Анна — одна из немногих, у кого хватает здесь памяти и достаточно собранное внимание, чтобы читать толстую книгу. Читает она, медленно переворачивая пожелтевшие страницы, Виктора Гюго. Эту книгу, именно это издание, я однажды видела в какой-то провинции, на полке в одном из дружественных домов. Когда-то кто-то ее читал. Я и сама ее прочитала однажды. От скуки и потому, что читать газеты было утомительно, а больше ничего не было. Сейчас я бы не осилила ничего такого. Все, что длиннее двух абзацев и сложнее простой фразы, вызывает усталость.
— Ну, девка, ума палата, и горе от ума, — говорит старушка. — Господь тебе жизнь дал, а ты ему отказываешь — забери свой подарок, он мне, вишь ты, ненадобен!..
— А, Прасковья Федоровна, Господь ваш сам самоубийство совершил.
— Это как?
— Ну, дал себя распять. Он же Бог, как Он мог людей, каких-то неизмеримо мелких перед ним, допустить до такого бесчинства? О них-то бы хоть позаботился — они, может, по глупости, знаете как, не подумали. А он их убийцами своими сделал. Чужими руками все равно как. Это он плохо поступил, ваш Бог, Прасковья Федоровна, и не говорите вы мне о нем ничего.
Она осуждала Бога за «самоубийство», за провокацию, но провозглашала, что для человека самоубийство — естественный и даже единственный «свободный выбор».
— Наслушаются тебя тут, Аня, выйдут и кокнутся. На твоей совести будут, — ворчала Прасковья Федоровна.
— Каждый сам совершает выбор, и наплевать. Нет, я бы сама — давно убилась. Но муж вот мешает. К тому же, у меня ведь собаки, — вздыхает Анна. — Что же с ними будет?.. А что это ты все время пишешь в тетрадь?..
Нервным, развязанным почерком я пишу: «Феназепам, циклодол, аминазин. И был вечер. Аминазин, циклодол, феназепам. И было утро. День шестой». Хотя на самом деле, как позже выяснилось, уже четырнадцатый. Такие сдвиги по времени — нормальны для безумия, и, что самое главное, нормальны для лечения безумия.

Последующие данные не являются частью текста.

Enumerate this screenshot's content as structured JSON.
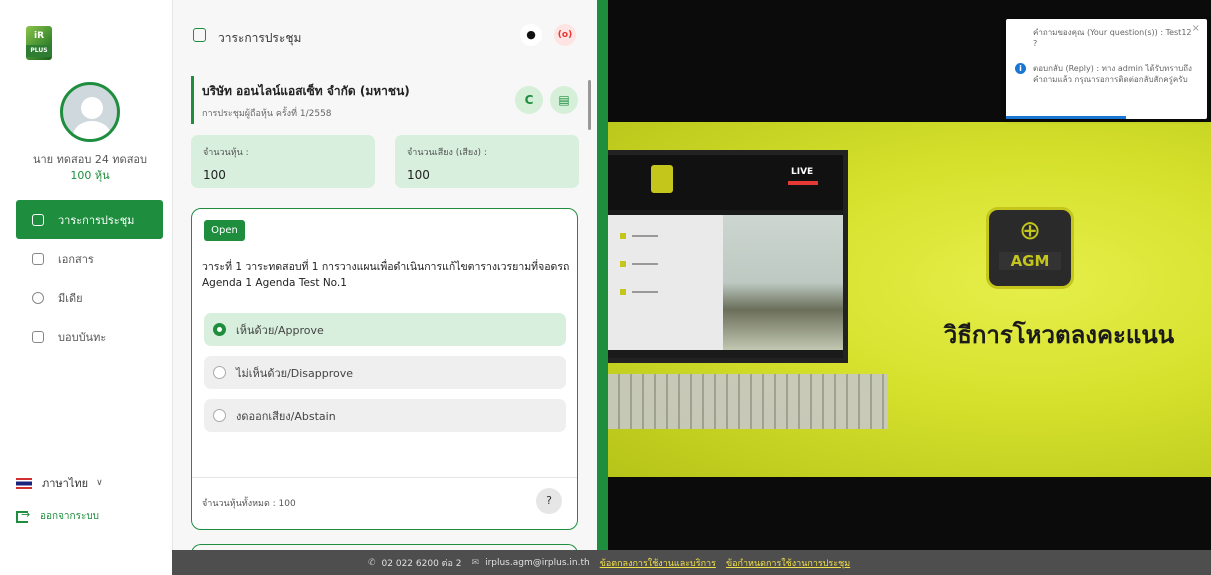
{
  "sidebar": {
    "logo_text": "iR",
    "logo_sub": "PLUS",
    "username": "นาย ทดสอบ 24 ทดสอบ",
    "shares": "100 หุ้น",
    "items": [
      {
        "label": "วาระการประชุม",
        "active": true
      },
      {
        "label": "เอกสาร"
      },
      {
        "label": "มีเดีย"
      },
      {
        "label": "บอบบันทะ"
      }
    ],
    "language": "ภาษาไทย",
    "logout": "ออกจากระบบ"
  },
  "topbar": {
    "title": "วาระการประชุม",
    "chat_icon": "chat-icon",
    "live_icon": "live-icon",
    "live_label": "(o)"
  },
  "company": {
    "name": "บริษัท ออนไลน์แอสเซ็ท จำกัด (มหาชน)",
    "meeting": "การประชุมผู้ถือหุ้น ครั้งที่ 1/2558"
  },
  "stats": {
    "shares_label": "จำนวนหุ้น :",
    "shares_value": "100",
    "votes_label": "จำนวนเสียง (เสียง) :",
    "votes_value": "100"
  },
  "agenda": {
    "status": "Open",
    "title_th": "วาระที่ 1 วาระทดสอบที่ 1 การวางแผนเพื่อดำเนินการแก้ไขตารางเวรยามที่จอดรถ",
    "title_en": "Agenda 1 Agenda Test No.1",
    "options": [
      {
        "label": "เห็นด้วย/Approve",
        "selected": true
      },
      {
        "label": "ไม่เห็นด้วย/Disapprove",
        "selected": false
      },
      {
        "label": "งดออกเสียง/Abstain",
        "selected": false
      }
    ],
    "total": "จำนวนหุ้นทั้งหมด : 100",
    "help": "?"
  },
  "video": {
    "live_label": "LIVE",
    "agm_label": "AGM",
    "vote_title": "วิธีการโหวตลงคะแนน"
  },
  "toast": {
    "question": "คำถามของคุณ (Your question(s)) : Test12 ?",
    "reply": "ตอบกลับ (Reply) : ทาง admin ได้รับทราบถึงคำถามแล้ว กรุณารอการติดต่อกลับสักครู่ครับ",
    "close": "×"
  },
  "footer": {
    "phone": "02 022 6200 ต่อ 2",
    "email": "irplus.agm@irplus.in.th",
    "terms": "ข้อตกลงการใช้งานและบริการ",
    "rules": "ข้อกำหนดการใช้งานการประชุม"
  },
  "colors": {
    "accent": "#1e8e3e",
    "accent_light": "#d7efdc",
    "stage": "#d5e02c",
    "footer_bg": "#4e4e4e",
    "footer_link": "#f2e14a"
  }
}
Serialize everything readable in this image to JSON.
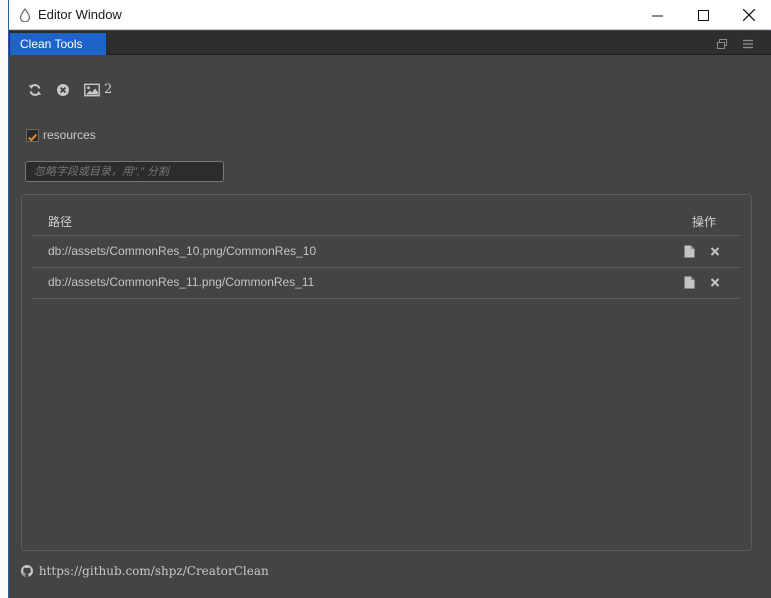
{
  "window": {
    "title": "Editor Window"
  },
  "tab": {
    "label": "Clean Tools"
  },
  "toolbar": {
    "image_count": "2"
  },
  "filter": {
    "checkbox_label": "resources",
    "checked": true
  },
  "ignore_input": {
    "placeholder": "忽略字段或目录，用\",\" 分割",
    "value": ""
  },
  "table": {
    "headers": {
      "path": "路径",
      "action": "操作"
    },
    "rows": [
      {
        "path": "db://assets/CommonRes_10.png/CommonRes_10"
      },
      {
        "path": "db://assets/CommonRes_11.png/CommonRes_11"
      }
    ]
  },
  "footer": {
    "link": "https://github.com/shpz/CreatorClean"
  },
  "colors": {
    "accent": "#1e63c8",
    "checkbox": "#e8891a",
    "panel": "#444444"
  },
  "icons": [
    "app-icon",
    "minimize-icon",
    "maximize-icon",
    "close-icon",
    "popout-icon",
    "menu-icon",
    "refresh-icon",
    "clear-icon",
    "image-icon",
    "file-icon",
    "delete-icon",
    "github-icon"
  ]
}
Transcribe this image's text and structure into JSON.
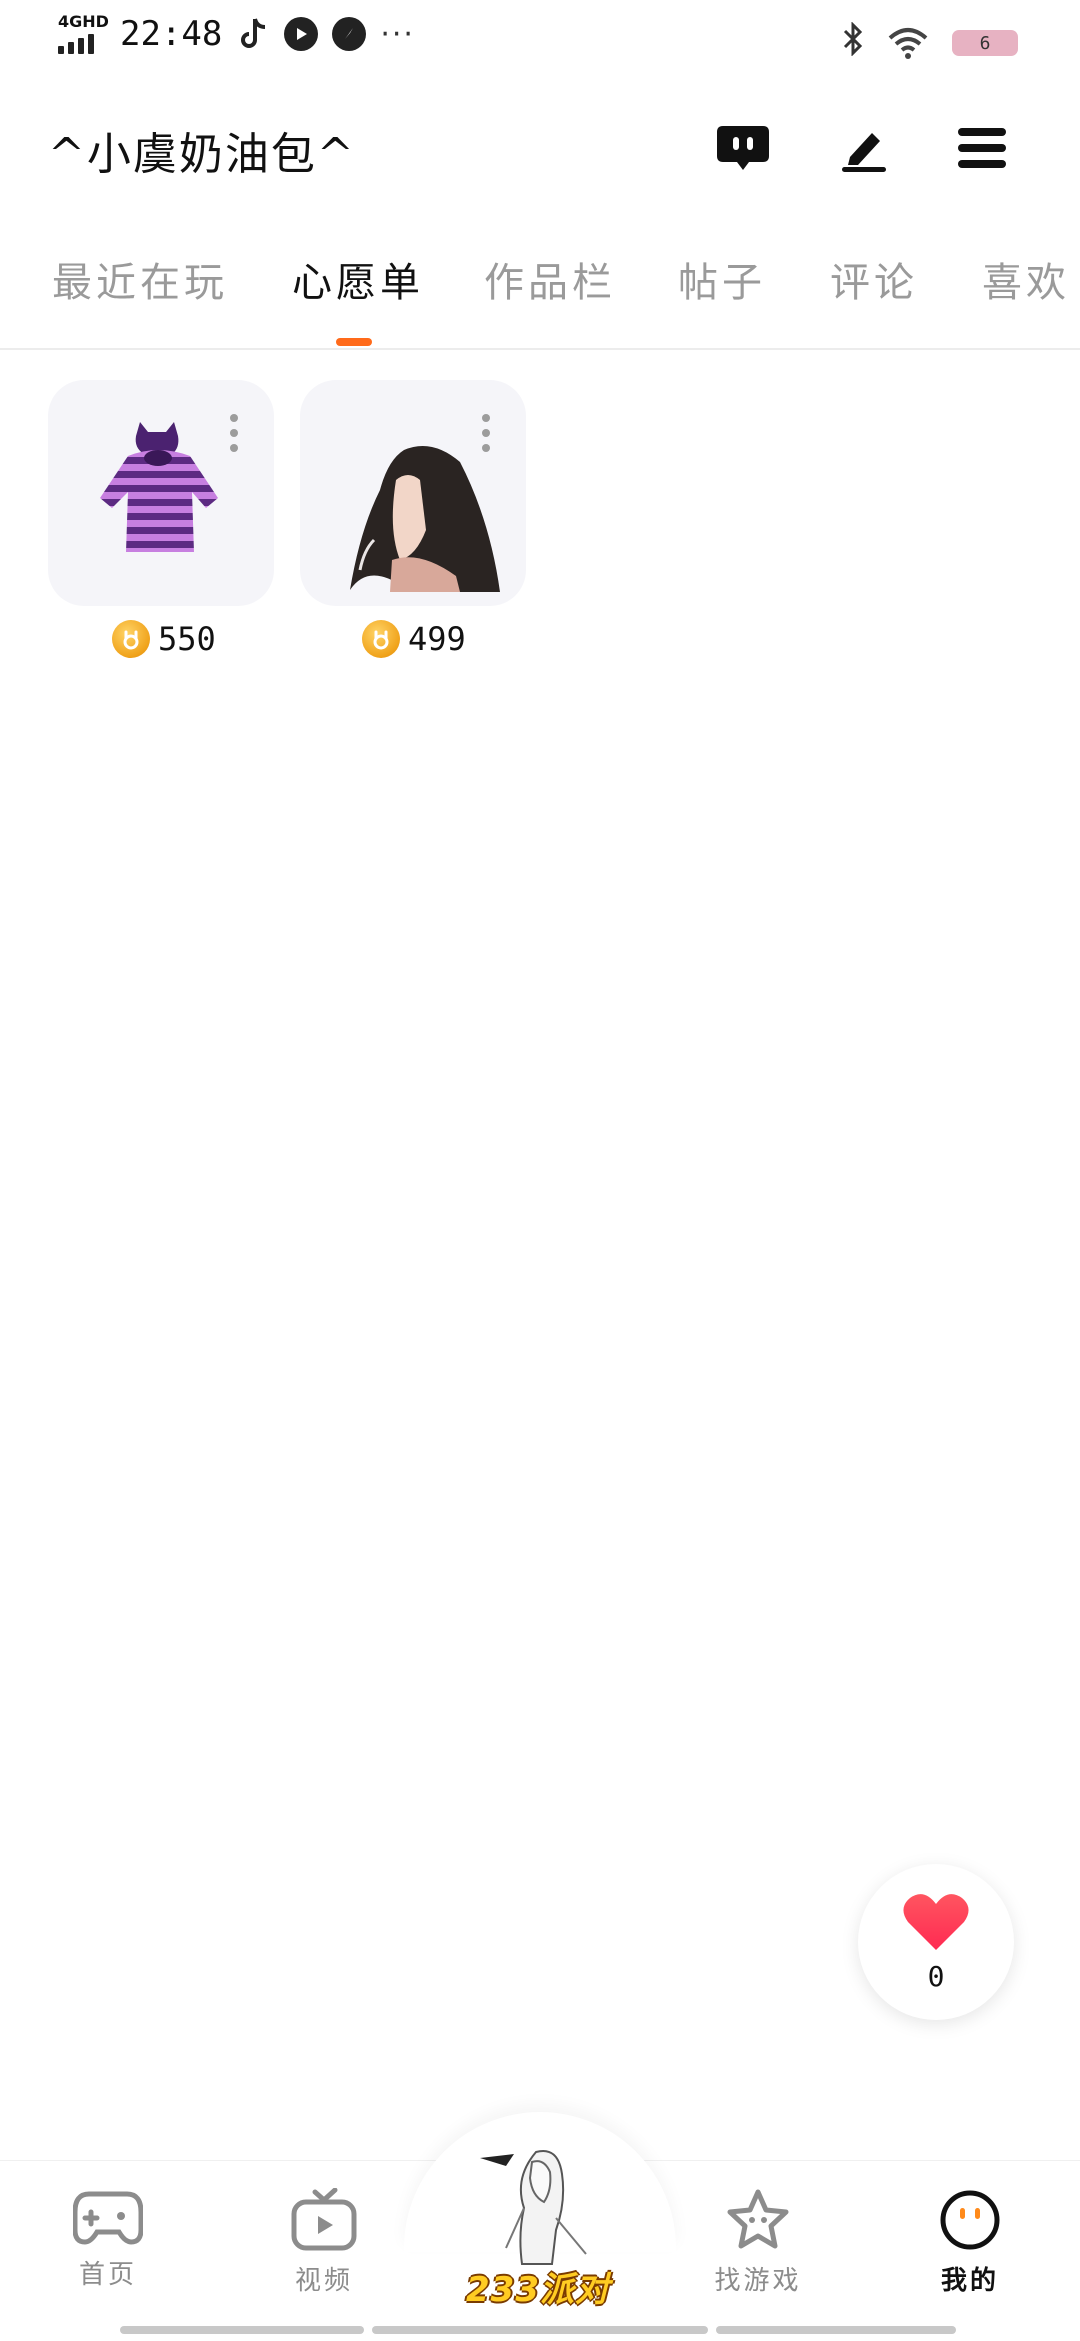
{
  "status_bar": {
    "network": "4GHD",
    "time": "22:48",
    "more": "···",
    "battery": "6"
  },
  "header": {
    "profile_name": "^小虞奶油包^",
    "icons": [
      "message-icon",
      "edit-icon",
      "menu-icon"
    ]
  },
  "tabs": [
    {
      "label": "最近在玩",
      "active": false
    },
    {
      "label": "心愿单",
      "active": true
    },
    {
      "label": "作品栏",
      "active": false
    },
    {
      "label": "帖子",
      "active": false
    },
    {
      "label": "评论",
      "active": false
    },
    {
      "label": "喜欢",
      "active": false
    }
  ],
  "wishlist": [
    {
      "item": "striped hoodie",
      "price": "550"
    },
    {
      "item": "long hair",
      "price": "499"
    }
  ],
  "like": {
    "count": "0"
  },
  "bottom_nav": [
    {
      "label": "首页",
      "icon": "gamepad-icon",
      "active": false
    },
    {
      "label": "视频",
      "icon": "tv-play-icon",
      "active": false
    },
    {
      "label": "233派对",
      "icon": "party-character-icon",
      "active": false
    },
    {
      "label": "找游戏",
      "icon": "star-icon",
      "active": false
    },
    {
      "label": "我的",
      "icon": "face-icon",
      "active": true
    }
  ],
  "colors": {
    "accent": "#ff6a1a",
    "tab_inactive": "#9a9a9a",
    "card_bg": "#f5f5f9",
    "heart": "#ff3b4c"
  }
}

Пишу отрывки бредовых мыслей и незаконченные предложения, но цепляюсь за ручку, как за якорь — боюсь, что унесет, и ничего уже нельзя будет поправить. Часто мне потом казалось: сейчас я отложу ручку, закрою тетрадь и окажусь в обычной обстановке, которая успела и полюбиться, и надоесть, но не таит в себе ничего особенного: ничего страшного и ничего странного.
— Ты, наверное, журналистка, да? Или студентка? Как же тебя сюда занесло?.. Ну ничего, ничего. Зато посмотри, сколько вокруг сюжетов. Кстати, я хочу тебе рассказать — видела в четвертой палате бабушку, такая, в кофте ходит? Знаешь ее историю? Порасспросила бы! Может, статью напишешь.
Анна встает с перевернутого ведра, где курила — в него по вечерам наливают воду, чтобы вымыть этот коричневый кафель — гасит окурок в луже на полу, кидает в эмалированное ведро: туда складывают мусор. Она потихоньку идет к двери. Движения ее сами собой складываются в слово, висящее в воздухе: «Заторможенность».
Через несколько минут она возвращается с той, которая в кофте.
— Тамара Петровна, вот тут среди нас журналистка! И она о вас напишет в «Правду», если вы ей все-все расскажете.
— Почему в «Правду»? — спрашиваю я.
— Потому что газету «Кривда» закрыли три дня назад, — вставляет Нюра. — За разжигание межнациональной розни. За разжигание!
Она хохочет.
— Ой, правда напишете? — вскрикивает Тамара Петровна и хватает себя за шею. — Так я вам все расскажу! У меня и документы есть!..
Она роется в бездонных карманах, где напихано всякой дряни — многие носят тут в карманах нужные вещи: зажигалки, хлебные корки, молитвенники, шариковые ручки, свернутые кроссворды… Она достает обрывок серой туалетной бумаги и показывает мне, сует под нос:
— Вот, вот! Документы!..
Голова ее начинает трястись, седые волосы патлами падают на впалые щеки.